The way I came to a "solution" was very hand wavy but this is how I did it:
First off, whether you discard the left half or the right half shouldn't matter due to symmetry. So instead throw away the right half (then the problem becomes choosing a valid $c$ and the value of $c$ itself will be the length of the new stick instead of having to deal with $1-c$).
Then, $$\mathbb{E}(c) = \sum_{\alpha=0}^{\infty} \mathbb{P}(X > \alpha)$$ where $X$ is the random variable that counts the number of successful turns.

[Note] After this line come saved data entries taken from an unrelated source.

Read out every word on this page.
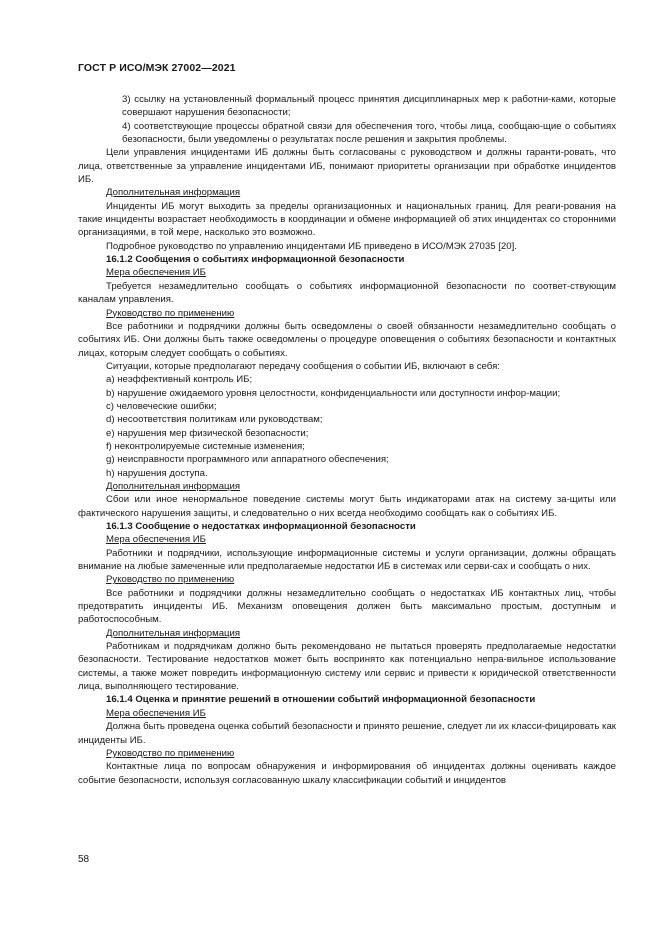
ГОСТ Р ИСО/МЭК 27002—2021

3) ссылку на установленный формальный процесс принятия дисциплинарных мер к работни-ками, которые совершают нарушения безопасности;

4) соответствующие процессы обратной связи для обеспечения того, чтобы лица, сообщаю-щие о событиях безопасности, были уведомлены о результатах после решения и закрытия проблемы.

Цели управления инцидентами ИБ должны быть согласованы с руководством и должны гаранти-ровать, что лица, ответственные за управление инцидентами ИБ, понимают приоритеты организации при обработке инцидентов ИБ.

Дополнительная информация

Инциденты ИБ могут выходить за пределы организационных и национальных границ. Для реаги-рования на такие инциденты возрастает необходимость в координации и обмене информацией об этих инцидентах со сторонними организациями, в той мере, насколько это возможно.

Подробное руководство по управлению инцидентами ИБ приведено в ИСО/МЭК 27035 [20].

16.1.2 Сообщения о событиях информационной безопасности

Мера обеспечения ИБ

Требуется незамедлительно сообщать о событиях информационной безопасности по соответ-ствующим каналам управления.

Руководство по применению

Все работники и подрядчики должны быть осведомлены о своей обязанности незамедлительно сообщать о событиях ИБ. Они должны быть также осведомлены о процедуре оповещения о событиях безопасности и контактных лицах, которым следует сообщать о событиях.

Ситуации, которые предполагают передачу сообщения о событии ИБ, включают в себя:

a) неэффективный контроль ИБ;

b) нарушение ожидаемого уровня целостности, конфиденциальности или доступности инфор-мации;

c) человеческие ошибки;

d) несоответствия политикам или руководствам;

e) нарушения мер физической безопасности;

f) неконтролируемые системные изменения;

g) неисправности программного или аппаратного обеспечения;

h) нарушения доступа.

Дополнительная информация

Сбои или иное ненормальное поведение системы могут быть индикаторами атак на систему за-щиты или фактического нарушения защиты, и следовательно о них всегда необходимо сообщать как о событиях ИБ.

16.1.3 Сообщение о недостатках информационной безопасности

Мера обеспечения ИБ

Работники и подрядчики, использующие информационные системы и услуги организации, должны обращать внимание на любые замеченные или предполагаемые недостатки ИБ в системах или серви-сах и сообщать о них.

Руководство по применению

Все работники и подрядчики должны незамедлительно сообщать о недостатках ИБ контактных лиц, чтобы предотвратить инциденты ИБ. Механизм оповещения должен быть максимально простым, доступным и работоспособным.

Дополнительная информация

Работникам и подрядчикам должно быть рекомендовано не пытаться проверять предполагаемые недостатки безопасности. Тестирование недостатков может быть воспринято как потенциально непра-вильное использование системы, а также может повредить информационную систему или сервис и привести к юридической ответственности лица, выполняющего тестирование.

16.1.4 Оценка и принятие решений в отношении событий информационной безопасности

Мера обеспечения ИБ

Должна быть проведена оценка событий безопасности и принято решение, следует ли их класси-фицировать как инциденты ИБ.

Руководство по применению

Контактные лица по вопросам обнаружения и информирования об инцидентах должны оценивать каждое событие безопасности, используя согласованную шкалу классификации событий и инцидентов

58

Then, to evaluate $\mathbb{P}(X > n)$ for some $n$, we imagine choosing a sequence of $x_i$ with $x_0 = 1, c < x_{i+1} < x_i$, we get $$c < x_n < x_{n-1} < \dotsc < x_1 < x_0 = 1$$ Then, to find the average probability of making it to turn n, we evaluate $$\mathcal{I}_n = \int_{c}^1 \int_{c}^{x_1} \int_{c}^{x_2} \dotsc \int_{c}^{x_{n-1}}\frac{x_n - c}{x_n x_{n-1} x_{n-2} \dotsc x_2 x_1} \text{d}x_n\text{d}x_{n-1}\dotsc\text{d}x_1$$ and originally I tried using Cauchy's repeated integration formula but since the integrand is a function of all the variables, I just resorted to pattern hunting.

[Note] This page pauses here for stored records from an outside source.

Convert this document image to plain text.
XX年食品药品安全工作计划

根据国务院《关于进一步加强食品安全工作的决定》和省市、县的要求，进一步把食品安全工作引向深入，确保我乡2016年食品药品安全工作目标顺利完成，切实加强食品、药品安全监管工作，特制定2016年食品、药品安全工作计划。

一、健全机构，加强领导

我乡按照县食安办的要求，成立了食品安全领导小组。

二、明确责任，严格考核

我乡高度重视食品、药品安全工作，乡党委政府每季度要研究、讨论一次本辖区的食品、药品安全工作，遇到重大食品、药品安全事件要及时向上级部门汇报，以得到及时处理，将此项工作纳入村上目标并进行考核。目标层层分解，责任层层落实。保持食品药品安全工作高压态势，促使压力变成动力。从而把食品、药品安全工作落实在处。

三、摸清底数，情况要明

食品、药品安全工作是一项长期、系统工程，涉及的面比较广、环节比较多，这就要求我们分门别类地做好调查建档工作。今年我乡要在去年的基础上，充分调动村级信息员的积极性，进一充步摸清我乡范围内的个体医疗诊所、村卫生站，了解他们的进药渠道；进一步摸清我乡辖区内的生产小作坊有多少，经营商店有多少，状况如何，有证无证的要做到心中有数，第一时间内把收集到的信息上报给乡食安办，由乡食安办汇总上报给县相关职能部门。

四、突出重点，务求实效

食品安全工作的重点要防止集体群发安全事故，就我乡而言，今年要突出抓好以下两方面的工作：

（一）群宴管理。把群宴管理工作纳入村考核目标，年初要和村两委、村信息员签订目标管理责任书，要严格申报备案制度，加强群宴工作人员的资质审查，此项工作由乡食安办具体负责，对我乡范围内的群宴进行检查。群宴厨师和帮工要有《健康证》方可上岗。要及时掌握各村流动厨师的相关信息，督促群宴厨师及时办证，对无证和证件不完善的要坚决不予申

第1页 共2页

I found that $\mathcal{I}_n = 1 - c\left(1 - \log(c) + \frac{1}{2}\log^2(c) - \frac{1}{6}\log^3(c) \dotsc + (-1)^{n-1} \frac{1}{(n-1)!}\log^{n-1}(c)\right)$ (I have no proof for this)
And so I just evaluate $\sum_{n=0}^{\infty} \mathcal{I}_n$ but I can't find a closed form for this. Not even Wolfram evaluates it (at least for me). Also, I'm not sure if this is all correct. Any help would be greatly appreciated!